Her şey insanla başlar ve insanla biter, görüşünden hareketle, “Ne oldu bize, neyimizi kaybettik?” diye sormuştuk. Çünkü olanları kabullenemiyorduk.
Yorumların ışığında şöyle düşünelim izninizle. Bir an için insanı insan yapan temel değerleri insandan söküp alalım. Sözgelimi; vicdanını söküp alalım, acıma duygusunu söküp alalım. Feragat duygularını yok edelim. Fedakârlığı, yardımlaşmayı, paylaşmayı, dayanışmayı yok edelim. His dünyasını tahrip ederek sevme duyusunu ve saygıyı yok edelim; şefkat ve merhameti ciğerinin ta derinliklerinden söküp alalım. Kardeşlik ve akrabalık bağlarını koparalım; komşu haklarını, arkadaşlık ve vefa duygusunu yok edelim. Zihninde ve gönlünde hak, hukuk ve adalet namına ne varsa hepsini söküp alalım ve oralarda bunlardan en ufak bir kırıntı dahi bırakmayalım. Bu insan tipinin üzerindeki hukukî denetim baskısını da kaldıralım. Peki, şimdi soralım: Kimse görmez, kimse bilmez, kimse duymazsa artık bu insan ne yapmaz?
Yetmez, bunun için ondan Allah korkusu, utanma duygusu ve ahiret inancını da sıyırıp alalım. Böylece yapıp ettiklerinden dolayı hesaba çekilme endişesi sıfırlanmış olsun. Bakalım geriye ne kalacak?
Kanımca, geride kalacak olan tam bir canavardır. Hırs küpü, ruhsuz bir canavar! Sanki sürüye dalmış bir aç kurt gibidir. Keşke onunla kalsa diyeceksiniz ama ne yazık ki, bedenden alınıp yok edilen insanî değerlerin yerini bu defa nefsanî arzular işgal ediyor. Heyhat! Hayvan fıtratın dışına çıkmazken, nefsanî arzuların esiri olmuş o insan artık aşağıların aşağısına yuvarlanıyor ve hayvandan da daha aşağı derekelere düşüyor.
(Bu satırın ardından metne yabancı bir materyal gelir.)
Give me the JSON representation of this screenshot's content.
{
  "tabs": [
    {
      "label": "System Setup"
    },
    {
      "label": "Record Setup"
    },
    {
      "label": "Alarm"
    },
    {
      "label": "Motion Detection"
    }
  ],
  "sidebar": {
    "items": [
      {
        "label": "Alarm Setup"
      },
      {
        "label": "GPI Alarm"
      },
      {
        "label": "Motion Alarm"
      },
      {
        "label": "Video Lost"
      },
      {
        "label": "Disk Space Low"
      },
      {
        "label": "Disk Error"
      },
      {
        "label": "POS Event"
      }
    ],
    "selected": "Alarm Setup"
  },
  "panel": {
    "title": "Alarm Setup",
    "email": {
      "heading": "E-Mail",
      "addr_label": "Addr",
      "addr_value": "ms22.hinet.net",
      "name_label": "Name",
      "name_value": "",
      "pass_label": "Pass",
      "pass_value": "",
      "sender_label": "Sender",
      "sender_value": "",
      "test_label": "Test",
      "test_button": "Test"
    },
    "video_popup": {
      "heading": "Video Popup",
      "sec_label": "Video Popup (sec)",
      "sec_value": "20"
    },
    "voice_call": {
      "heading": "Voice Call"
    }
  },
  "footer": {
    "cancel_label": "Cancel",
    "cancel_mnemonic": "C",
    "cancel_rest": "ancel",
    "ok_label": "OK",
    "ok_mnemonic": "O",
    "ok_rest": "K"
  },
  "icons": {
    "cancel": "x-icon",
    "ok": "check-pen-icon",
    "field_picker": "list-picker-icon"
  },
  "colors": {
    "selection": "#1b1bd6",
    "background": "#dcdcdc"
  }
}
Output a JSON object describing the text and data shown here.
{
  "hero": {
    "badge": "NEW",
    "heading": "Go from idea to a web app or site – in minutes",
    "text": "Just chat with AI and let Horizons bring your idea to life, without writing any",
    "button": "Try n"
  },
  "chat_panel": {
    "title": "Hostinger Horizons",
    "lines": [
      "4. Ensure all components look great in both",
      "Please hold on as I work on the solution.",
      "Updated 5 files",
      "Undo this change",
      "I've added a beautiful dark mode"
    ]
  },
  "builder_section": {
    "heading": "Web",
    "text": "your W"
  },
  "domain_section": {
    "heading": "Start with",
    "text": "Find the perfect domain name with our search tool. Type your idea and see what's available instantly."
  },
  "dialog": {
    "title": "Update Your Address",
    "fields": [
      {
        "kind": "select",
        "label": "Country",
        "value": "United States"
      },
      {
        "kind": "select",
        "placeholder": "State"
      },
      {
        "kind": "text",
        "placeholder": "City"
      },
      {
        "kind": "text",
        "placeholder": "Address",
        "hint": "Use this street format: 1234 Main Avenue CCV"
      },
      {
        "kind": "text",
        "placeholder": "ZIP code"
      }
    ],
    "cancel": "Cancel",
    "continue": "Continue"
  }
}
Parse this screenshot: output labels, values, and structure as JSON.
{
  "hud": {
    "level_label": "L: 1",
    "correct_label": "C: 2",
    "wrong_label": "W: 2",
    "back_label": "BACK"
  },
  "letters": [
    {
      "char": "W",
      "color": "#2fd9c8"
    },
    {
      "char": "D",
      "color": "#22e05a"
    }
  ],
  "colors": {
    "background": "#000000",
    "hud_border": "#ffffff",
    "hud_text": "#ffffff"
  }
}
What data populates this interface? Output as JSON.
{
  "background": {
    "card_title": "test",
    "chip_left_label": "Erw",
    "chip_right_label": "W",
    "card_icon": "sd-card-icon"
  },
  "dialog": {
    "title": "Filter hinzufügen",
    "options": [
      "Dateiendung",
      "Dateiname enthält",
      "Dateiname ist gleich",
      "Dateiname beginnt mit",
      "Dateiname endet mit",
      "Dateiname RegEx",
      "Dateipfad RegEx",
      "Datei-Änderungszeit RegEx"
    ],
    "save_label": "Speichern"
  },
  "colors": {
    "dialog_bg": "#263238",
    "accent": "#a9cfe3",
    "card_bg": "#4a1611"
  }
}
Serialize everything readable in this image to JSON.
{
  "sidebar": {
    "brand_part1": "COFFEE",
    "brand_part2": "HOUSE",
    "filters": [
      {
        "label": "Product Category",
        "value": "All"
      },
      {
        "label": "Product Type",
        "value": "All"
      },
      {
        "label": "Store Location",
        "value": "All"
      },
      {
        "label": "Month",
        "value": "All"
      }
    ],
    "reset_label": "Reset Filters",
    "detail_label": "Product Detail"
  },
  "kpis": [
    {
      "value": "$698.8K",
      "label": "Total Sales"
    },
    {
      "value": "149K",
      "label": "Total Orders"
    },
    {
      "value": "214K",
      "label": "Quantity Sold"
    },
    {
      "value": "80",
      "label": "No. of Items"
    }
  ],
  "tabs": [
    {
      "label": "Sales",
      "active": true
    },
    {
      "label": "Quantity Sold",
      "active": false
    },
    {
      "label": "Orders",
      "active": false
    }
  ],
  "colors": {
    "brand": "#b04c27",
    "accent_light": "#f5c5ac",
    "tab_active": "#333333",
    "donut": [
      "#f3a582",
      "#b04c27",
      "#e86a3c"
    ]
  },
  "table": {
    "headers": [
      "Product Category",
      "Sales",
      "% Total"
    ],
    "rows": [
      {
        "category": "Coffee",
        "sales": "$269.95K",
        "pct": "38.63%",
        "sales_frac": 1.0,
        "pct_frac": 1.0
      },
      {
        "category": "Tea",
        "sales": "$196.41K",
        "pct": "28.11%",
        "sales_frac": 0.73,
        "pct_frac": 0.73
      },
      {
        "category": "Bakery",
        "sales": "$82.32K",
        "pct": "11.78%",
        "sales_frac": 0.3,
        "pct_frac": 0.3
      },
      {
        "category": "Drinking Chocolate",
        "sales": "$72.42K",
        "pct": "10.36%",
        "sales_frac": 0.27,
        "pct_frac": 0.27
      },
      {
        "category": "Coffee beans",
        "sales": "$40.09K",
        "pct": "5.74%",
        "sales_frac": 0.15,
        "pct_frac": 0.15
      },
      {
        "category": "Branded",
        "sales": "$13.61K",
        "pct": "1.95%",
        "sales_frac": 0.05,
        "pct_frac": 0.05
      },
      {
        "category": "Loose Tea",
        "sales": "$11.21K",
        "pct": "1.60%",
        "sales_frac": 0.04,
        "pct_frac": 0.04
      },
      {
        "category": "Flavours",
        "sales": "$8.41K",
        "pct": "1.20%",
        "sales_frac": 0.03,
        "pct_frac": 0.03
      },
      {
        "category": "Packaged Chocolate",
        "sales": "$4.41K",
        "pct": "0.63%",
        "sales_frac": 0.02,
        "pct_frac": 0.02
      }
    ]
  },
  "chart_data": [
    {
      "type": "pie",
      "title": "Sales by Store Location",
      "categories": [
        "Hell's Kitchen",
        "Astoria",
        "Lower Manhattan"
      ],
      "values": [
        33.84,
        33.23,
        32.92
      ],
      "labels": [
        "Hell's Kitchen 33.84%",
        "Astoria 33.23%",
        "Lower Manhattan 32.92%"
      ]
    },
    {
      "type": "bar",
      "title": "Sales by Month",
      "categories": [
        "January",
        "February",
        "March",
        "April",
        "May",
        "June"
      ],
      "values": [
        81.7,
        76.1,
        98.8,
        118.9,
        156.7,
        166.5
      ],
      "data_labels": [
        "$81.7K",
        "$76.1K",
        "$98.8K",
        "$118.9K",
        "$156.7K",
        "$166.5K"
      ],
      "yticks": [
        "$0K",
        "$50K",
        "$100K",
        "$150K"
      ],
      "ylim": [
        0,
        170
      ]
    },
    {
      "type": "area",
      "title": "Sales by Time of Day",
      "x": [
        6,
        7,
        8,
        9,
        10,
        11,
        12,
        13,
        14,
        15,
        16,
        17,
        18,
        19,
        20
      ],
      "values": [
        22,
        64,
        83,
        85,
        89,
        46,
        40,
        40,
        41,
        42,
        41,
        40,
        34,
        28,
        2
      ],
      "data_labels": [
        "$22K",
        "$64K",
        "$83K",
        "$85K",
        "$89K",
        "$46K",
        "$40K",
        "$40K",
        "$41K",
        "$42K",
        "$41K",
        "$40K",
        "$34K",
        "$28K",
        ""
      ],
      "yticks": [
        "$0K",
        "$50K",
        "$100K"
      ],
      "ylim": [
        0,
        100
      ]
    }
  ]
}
Değerli okurlarım, her gün yüz yüze kalarak boğuştuğumuz sorunların temelinde kanımca böyle bir insan tipi yatıyor. Değerlerimiz, değer yargılarımız yok edilmiş. O sebeple ortalık riyâdan ve müraîden geçilmez olmuş. Özelde ülkeyi, genelde dünyayı bu insan tipi kasıp kavuruyor. Nezihini tenzih ederek söyleyelim, demokrasi, insan hakları, çevre v.d. nutuklar sanki müraîlerin riyâsından ibaret. Ve yine o sebeple dünyayı gücü elinde bulunduran yeni Nemrutlar (Tanrılık iddiası), yeni Firavunlar (Siyasi güç) ve paraya hükmeden yeni Karunlar (Ekonomik güç) işgal etmiş.
Hukuk Fakültesi birinci sınıfta iken ya Roma hukuku, ya İktisat dersinde ya da her ikisinde okuduğumuz bir cümle şöyle idi: Homo Homini Lupus. (İnsan insanın kurdudur.) İktisada Giriş ders kitabının kapağını açtığımızda okuduğumuz ilk cümle de şu idi: Ekonomi ahlâk kuralı tanımaz. Bunları hayatın temeline yerleştirirsek ne kalır geriye? Takdir değerli okurlarımındır.
Peki, bu hep böyle gider mi? Çalınan değerleri yerlerine iadeyi hedefleyen, kötüler ve kötülüklere karşı yürütülecek zor fakat o nispette şerefli bir mücadele mi, yoksa başımızı öne eğip teslim olmak mı? Hangisi? Takdir yine değerli okurlarımındır.
Değerli okur ve sevgili meslektaşlarım, böylece geldik bir yazının daha sonuna. Yeni bir konu ve yeni bir yazıyla yeniden buluşuncaya kadar yüreğinizden sevgi, yüzünüzden tebessüm eksik olmasın.
Not: Bu yazı aynı gün Türkiye Noterler Birliği Meslekî Forum portalında yayımlanmıştır.
Değerli okurlarımın mübarek kandillerini tebrik eder, sevgi,saygı, ve selamlarımla güzel günler dilerim.